彼らは技術も学識も持っており、朝廷に受け入れられました。一方で、唐で十二年を過ごし、唐の学問を身につけて帰ってきた鎌足の長男がいる。百済からすれば、自分たちの国を滅ぼした唐に学んだ人物です。
対立の芽がなかったとは言えません。ただし、これはあくまで『家伝』が書いていることであり、裏づけになる別の記録はありません。
別の見方もあります。
定恵が僧であったことです。鎌足には次男・不比等(ふひと)がおり、659年に生まれています。定恵が死んだとき、不比等は七歳でした。
もし定恵が生きて還俗していれば、藤原氏を継いだのは長男だったかもしれません。実際には不比等が家を継ぎ、その子孫が奈良・平安の朝廷を占めていきます。仲麻呂は不比等の孫です。
つまり『家伝』を書いた仲麻呂にとって、定恵は自分の家系の外にいる人物でした。その死を外部の者による毒殺として書くことは、家の歴史をきれいに整えることでもあります。
毒殺が事実だったのか、後から与えられた説明なのか。決め手はありません。
定恵をめぐっては、もうひとつ古い説があります。実は孝徳天皇の子で、鎌足が引き取って育てた、というものです。

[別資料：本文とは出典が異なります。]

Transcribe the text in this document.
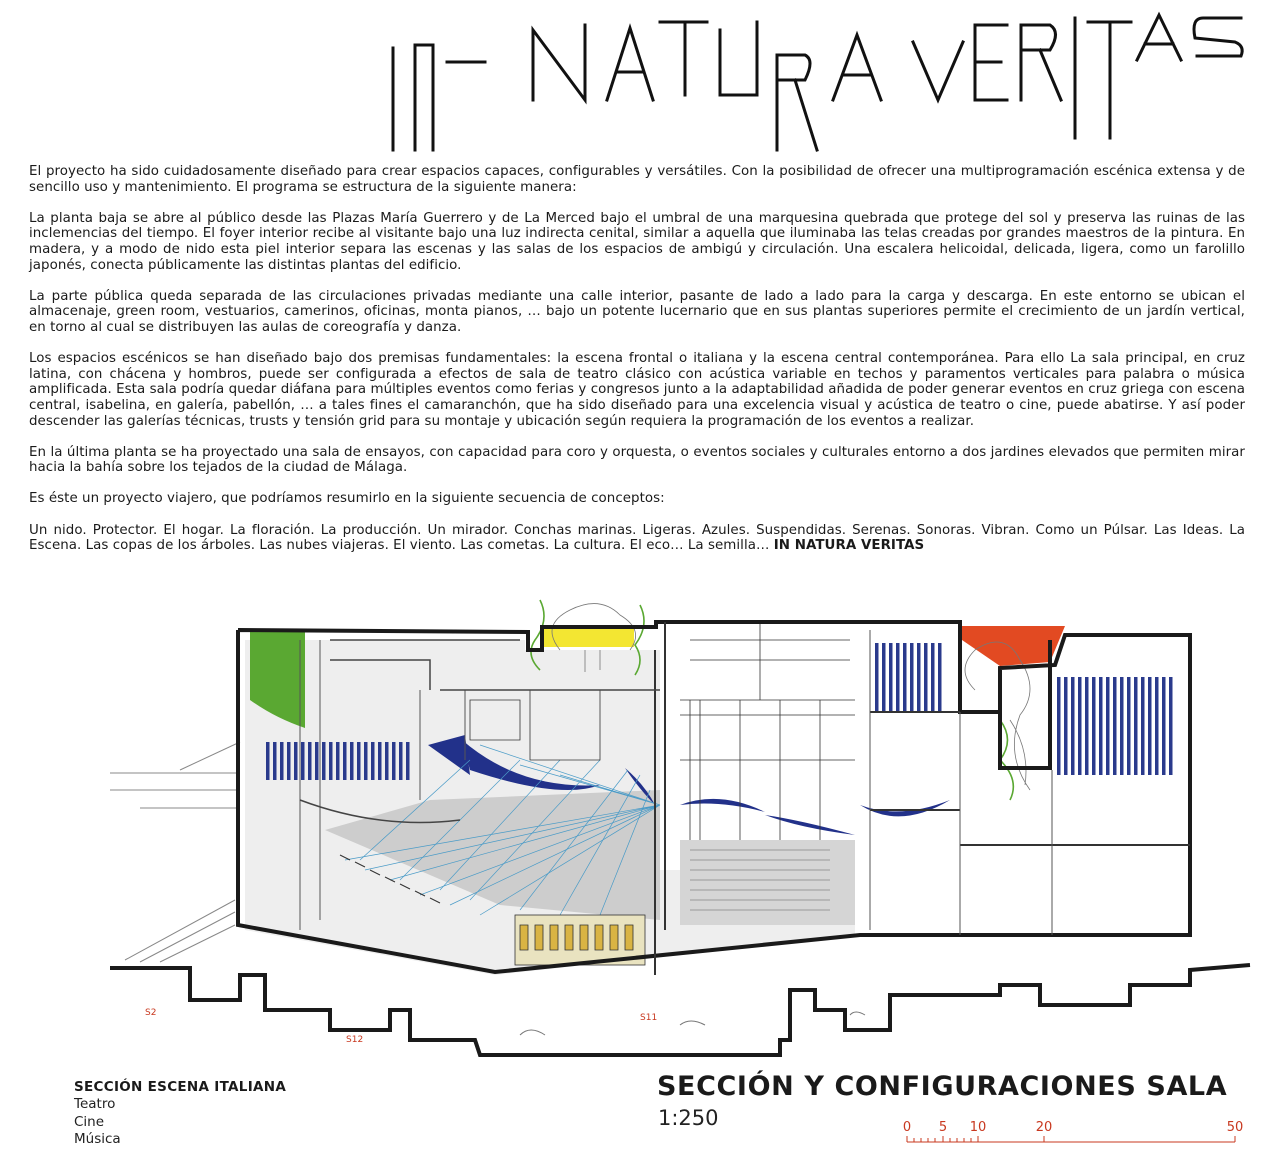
El proyecto ha sido cuidadosamente diseñado para crear espacios capaces, configurables y versátiles. Con la posibilidad de ofrecer una multiprogramación escénica extensa y de sencillo uso y mantenimiento. El programa se estructura de la siguiente manera:

La planta baja se abre al público desde las Plazas María Guerrero y de La Merced bajo el umbral de una marquesina quebrada que protege del sol y preserva las ruinas de las inclemencias del tiempo. El foyer interior recibe al visitante bajo una luz indirecta cenital, similar a aquella que iluminaba las telas creadas por grandes maestros de la pintura. En madera, y a modo de nido esta piel interior separa las escenas y las salas de los espacios de ambigú y circulación. Una escalera helicoidal, delicada, ligera, como un farolillo japonés, conecta públicamente las distintas plantas del edificio.

La parte pública queda separada de las circulaciones privadas mediante una calle interior, pasante de lado a lado para la carga y descarga. En este entorno se ubican el almacenaje, green room, vestuarios, camerinos, oficinas, monta pianos, … bajo un potente lucernario que en sus plantas superiores permite el crecimiento de un jardín vertical, en torno al cual se distribuyen las aulas de coreografía y danza.

Los espacios escénicos se han diseñado bajo dos premisas fundamentales: la escena frontal o italiana y la escena central contemporánea. Para ello La sala principal, en cruz latina, con chácena y hombros, puede ser configurada a efectos de sala de teatro clásico con acústica variable en techos y paramentos verticales para palabra o música amplificada. Esta sala podría quedar diáfana para múltiples eventos como ferias y congresos junto a la adaptabilidad añadida de poder generar eventos en cruz griega con escena central, isabelina, en galería, pabellón, … a tales fines el camaranchón, que ha sido diseñado para una excelencia visual y acústica de teatro o cine, puede abatirse. Y así poder descender las galerías técnicas, trusts y tensión grid para su montaje y ubicación según requiera la programación de los eventos a realizar.

En la última planta se ha proyectado una sala de ensayos, con capacidad para coro y orquesta, o eventos sociales y culturales entorno a dos jardines elevados que permiten mirar hacia la bahía sobre los tejados de la ciudad de Málaga.

Es éste un proyecto viajero, que podríamos resumirlo en la siguiente secuencia de conceptos:

Un nido. Protector. El hogar. La floración. La producción. Un mirador. Conchas marinas. Ligeras. Azules. Suspendidas. Serenas. Sonoras. Vibran. Como un Púlsar. Las Ideas. La Escena. Las copas de los árboles. Las nubes viajeras. El viento. Las cometas. La cultura. El eco… La semilla… IN NATURA VERITAS

S2
S12
S11
SECCIÓN ESCENA ITALIANA
Teatro
Cine
Música
SECCIÓN Y CONFIGURACIONES SALA
1:250	0 5 10	20	50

多武峰に伝わる記録に見えるもので、確かめようがありません。ただ、十一歳で国費の留学に送り出されるという扱いの重さを説明しようとすると、こうした話が生まれる余地は残ります。
談山神社の十三重塔は、定恵が建てたと伝えられています。唐から帰ったのち、父・鎌足の墓を摂津から多武峰へ移し、その上に塔を建てた――という由緒です。
ところが年が合いません。鎌足が没したのは669年で、定恵の死の四年後です。先に死んだ者が、後から死んだ父の墓を移すことはできません。
由緒が伝える改葬の年は678年です。この年、定恵はすでに十三年前に世を去っています。
それでも、この話は長く語られてきました。十二年を唐で過ごし、帰ってすぐ死んだ長男が、父の墓の上に塔を建てる。事実としては成り立たない話が、寺の由緒として残り続けた。そこには、早く死んだ者に何かを果たさせたいという気持ちが働いているようにも思えます。
定恵ゆかりの場所として訪ねられるのは、明日香村の東にある談山神社です。十三重塔がいまも立っています。
同じ船で唐へ渡った道昭は、帰国後に飛鳥寺の東南に禅院を建てて住みました。二人が乗った船は同じでしたが、その後は大きく分かれています。